Posted: Mon Sep 20, 2010 06:27 am Post Subject: health insurance
I've never been to a Dr. for this condition, but research has shown me that I have a serious bunion and I need surgery. I've only had my insurance for 3 months now and didnt have insurance prior to that. Will they consider this to be a pre-existing condition since I now need surgery?, and my deductable is $1000. will I have to pay that before surgery can be performed? Help...
Posted: Tue Sep 21, 2010 05:44 am Post Subject:
Will they consider this to be a pre-existing condition since I now need surgery?, and my deductable is $1000. will I have to pay that before surgery can be performed?
They won't consider your bunion a preexsiting condition because you need surgery, it is a preexisting condition because you've had the condition for what, maybe 10 or more years, only now it's going to be expensive to correct it. If your surgery is not excluded as a preexisting condition, then, yes, you have to satisfy the deductible in most cases before the insurance will begin paying for covered services and procedures.
Posted: Sun Oct 10, 2010 04:42 pm Post Subject:
Was reading this article and it says you pay your portion of the deductible and coinsurance to "your insurer"? Don't you pay it to the one who provided the service (i.e. hospital, lab, or doctor) once the claim has been processed?
Posted: Mon Oct 11, 2010 01:11 am Post Subject:
it says you pay your portion of the deductible and coinsurance to "your insurer"? Don't you pay it to the one who provided the service (i.e. hospital, lab, or doctor) once the claim has been processed?
Deductibles are the portion of "first dollar" expenses paid by an insured before the insurance company begins to pay any portion of a claim.
Coinsurance is the "percentage" of a claim shared between the insurer and the insured (such as "80/20" or "70/30"). When a claim is submitted, the insurer pays its contractual percentage to the provider (or as reimbursement to the insured). The insured is responsible to pay the provider the balance of the unpaid portion of the bill.
You are correct, any reference to paying deductibles and coinsurance to the insurance company is inadvertently wrong.
Posted: Fri Nov 12, 2010 06:48 pm Post Subject: coinsurance
say i have a 70/30 coinsurance. is the dr suppossed to collect what is billed or the allowed amount
Posted: Fri Nov 12, 2010 11:02 pm Post Subject:
The physician bills for his services. If you have 70/30 coinsurance, there is probably additional language in your contract that states the insurer will cover claims on the basis of "usual, customary, or reasonable". They will determine the UCR value of the physician's services and pay 70% of that (assuming you have met your deductible for the year). If your physician's charges exceed UCR, you will pay the difference between what was billed and what was paid, which will be more than 30%.
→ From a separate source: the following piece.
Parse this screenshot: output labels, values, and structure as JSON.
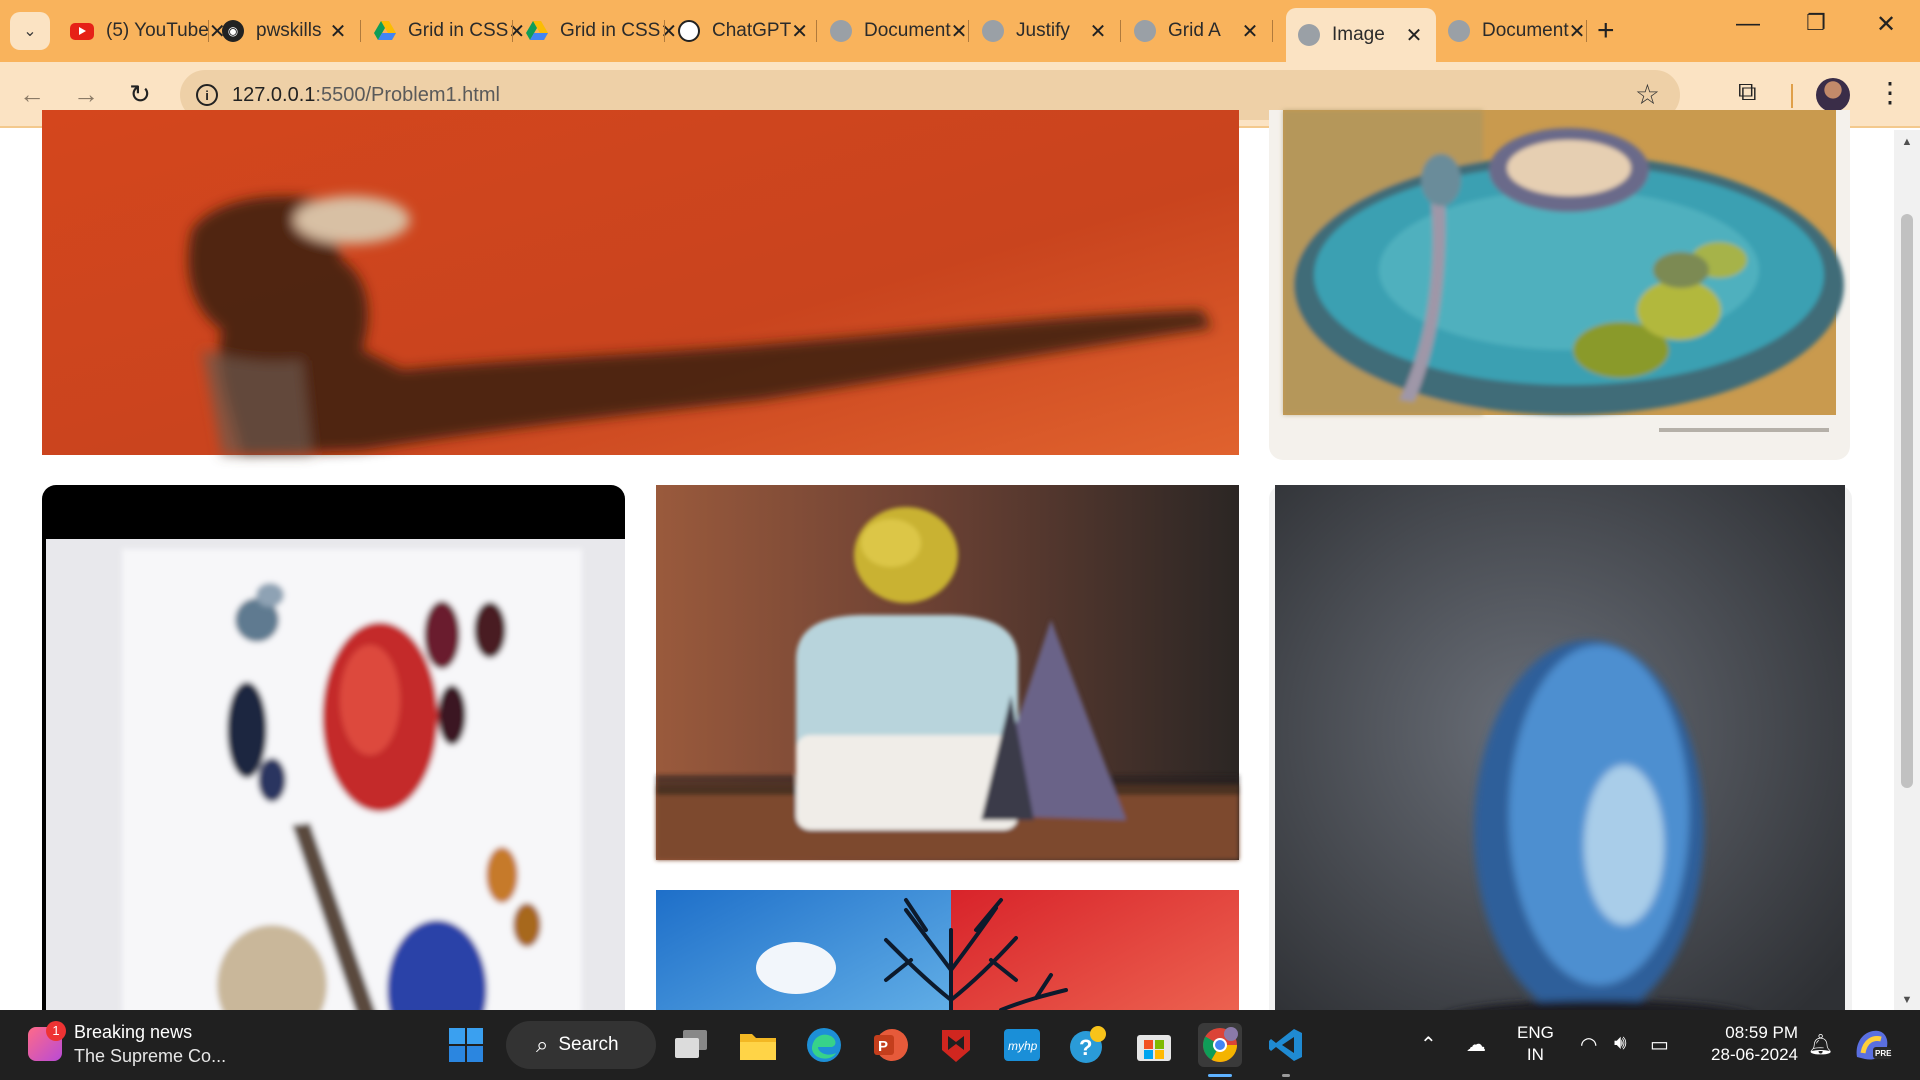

If you have a PPO with coinsurance, and your physician is in the network, then the scenario is slightly different. The physician has contracted to receive a specific amount of money for his services. If your coinsurance is 70/30, then you will pay 30% of the prenegotiated rate for "covered" services.
Posted: Sat Nov 13, 2010 05:56 pm Post Subject:
If you have a PPO with coinsurance, and your physician is in the network, then the scenario is slightly different. The physician has contracted to receive a specific amount of money for his services. If your coinsurance is 70/30, then you will pay 30% of the prenegotiated rate for "covered" services.
I think I got it...So the provider has to be within the insurance company's ppo network in order to be reimbursed at 70/30 for services they provide right?